The candidates have disagreed sharply over their respective support for nurses and for hospitals facing a financial crunch. Their exchanges reflect their differing political support. Kotek has sided with the Oregon Nurses Association while Drazan and Johnson have aligned with views of the Oregon Association of Hospitals and Health Systems.

“Many of the hospitals passed on taking [pandemic aid] because of the strings including labor requirements that didn’t exist previously,” Johnson said in a debate aired on KTZV in Bend. “We need to strengthen our health care system all across and not vilify their CEOs and downgrade and diminish their work.”
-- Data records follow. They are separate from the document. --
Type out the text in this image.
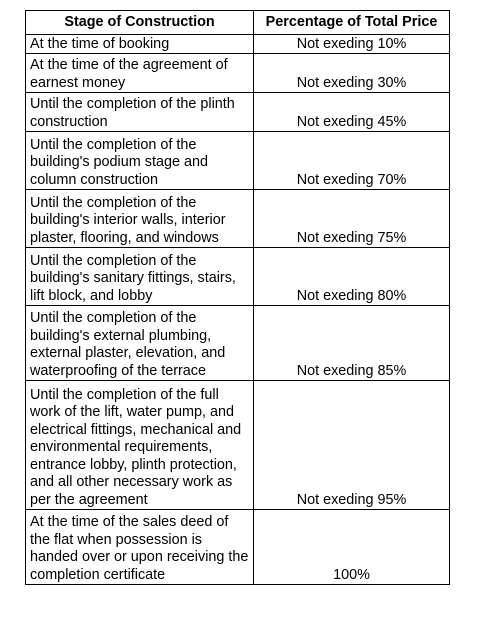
Stage of Construction	Percentage of Total Price
At the time of booking	Not exeding 10%
At the time of the agreement of earnest money	Not exeding 30%
Until the completion of the plinth construction	Not exeding 45%
Until the completion of the building's podium stage and column construction	Not exeding 70%
Until the completion of the building's interior walls, interior plaster, flooring, and windows	Not exeding 75%
Until the completion of the building's sanitary fittings, stairs, lift block, and lobby	Not exeding 80%
Until the completion of the building's external plumbing, external plaster, elevation, and waterproofing of the terrace	Not exeding 85%
Until the completion of the full work of the lift, water pump, and electrical fittings, mechanical and environmental requirements, entrance lobby, plinth protection, and all other necessary work as per the agreement	Not exeding 95%
At the time of the sales deed of the flat when possession is handed over or upon receiving the completion certificate	100%
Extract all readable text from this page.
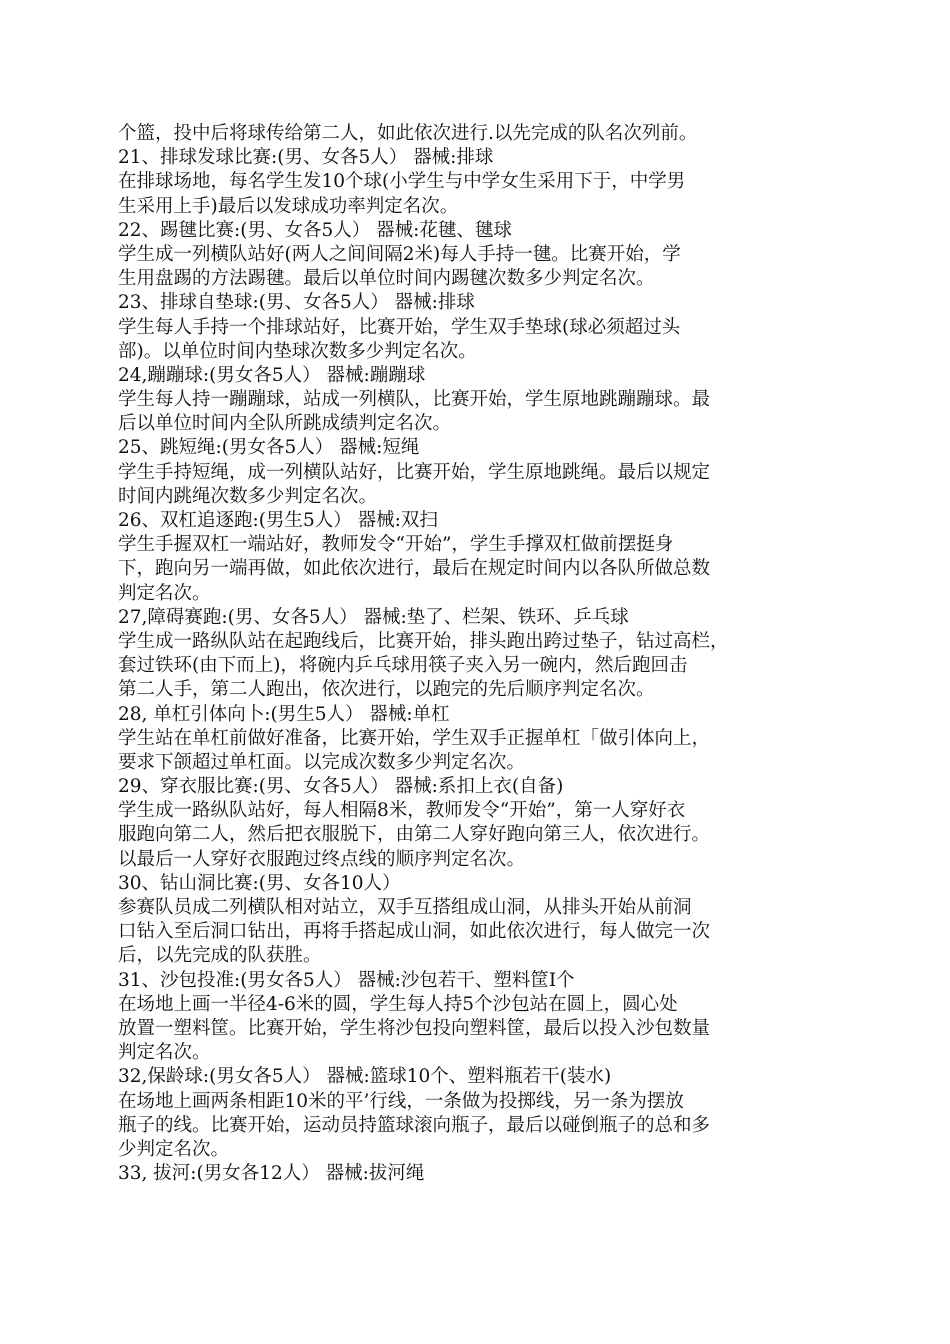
个篮，投中后将球传给第二人，如此依次进行.以先完成的队名次列前。
21、排球发球比赛:(男、女各5人） 器械:排球
在排球场地，每名学生发10个球(小学生与中学女生采用下于，中学男
生采用上手)最后以发球成功率判定名次。
22、踢毽比赛:(男、女各5人） 器械:花毽、毽球
学生成一列横队站好(两人之间间隔2米)每人手持一毽。比赛开始，学
生用盘踢的方法踢毽。最后以单位时间内踢毽次数多少判定名次。
23、排球自垫球:(男、女各5人） 器械:排球
学生每人手持一个排球站好，比赛开始，学生双手垫球(球必须超过头
部)。以单位时间内垫球次数多少判定名次。
24,蹦蹦球:(男女各5人） 器械:蹦蹦球
学生每人持一蹦蹦球，站成一列横队，比赛开始，学生原地跳蹦蹦球。最
后以单位时间内全队所跳成绩判定名次。
25、跳短绳:(男女各5人） 器械:短绳
学生手持短绳，成一列横队站好，比赛开始，学生原地跳绳。最后以规定
时间内跳绳次数多少判定名次。
26、双杠追逐跑:(男生5人） 器械:双扫
学生手握双杠一端站好，教师发令“开始”，学生手撑双杠做前摆挺身
下，跑向另一端再做，如此依次进行，最后在规定时间内以各队所做总数
判定名次。
27,障碍赛跑:(男、女各5人） 器械:垫了、栏架、铁环、乒乓球
学生成一路纵队站在起跑线后，比赛开始，排头跑出跨过垫子，钻过高栏，
套过铁环(由下而上)，将碗内乒乓球用筷子夹入另一碗内，然后跑回击
第二人手，第二人跑出，依次进行，以跑完的先后顺序判定名次。
28, 单杠引体向卜:(男生5人） 器械:单杠
学生站在单杠前做好准备，比赛开始，学生双手正握单杠「做引体向上，
要求下颌超过单杠面。以完成次数多少判定名次。
29、穿衣服比赛:(男、女各5人） 器械:系扣上衣(自备)
学生成一路纵队站好，每人相隔8米，教师发令“开始”，第一人穿好衣
服跑向第二人，然后把衣服脱下，由第二人穿好跑向第三人，依次进行。
以最后一人穿好衣服跑过终点线的顺序判定名次。
30、钻山洞比赛:(男、女各10人）
参赛队员成二列横队相对站立，双手互搭组成山洞，从排头开始从前洞
口钻入至后洞口钻出，再将手搭起成山洞，如此依次进行，每人做完一次
后，以先完成的队获胜。
31、沙包投准:(男女各5人） 器械:沙包若干、塑料筐I个
在场地上画一半径4-6米的圆，学生每人持5个沙包站在圆上，圆心处
放置一塑料筐。比赛开始，学生将沙包投向塑料筐，最后以投入沙包数量
判定名次。
32,保龄球:(男女各5人） 器械:篮球10个、塑料瓶若干(装水)
在场地上画两条相距10米的平’行线，一条做为投掷线，另一条为摆放
瓶子的线。比赛开始，运动员持篮球滚向瓶子，最后以碰倒瓶子的总和多
少判定名次。
33, 拔河:(男女各12人） 器械:拔河绳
“We don’t have a nurse shortage in Oregon,” Kotek said in the debate. “We have nurses who don’t want to go back to work at hospitals that have treated them poorly, not paid them well and continued to pay their CEOs millions and millions of dollars.”

“You cannot erode the hospital system itself and then act like labor will have somewhere to serve Oregonians,” Drazan said. “It’s just not realistic.”

Polling sh0ws the governor’s race has narrowed to a contest between Christine Drazan and Tina Kotek with Betsy Johnson appearing to draw more support away from Kotek.

The most recent polling shows it is a photo-finish horserace between Drazan and Kotek, with Johnson trailing in third. Drazan’s campaign received a boost from a $1 million contribution by Nike co-founder Phil Knight. Kotek received a boost when President Biden campaigned for her in Portland over the weekend.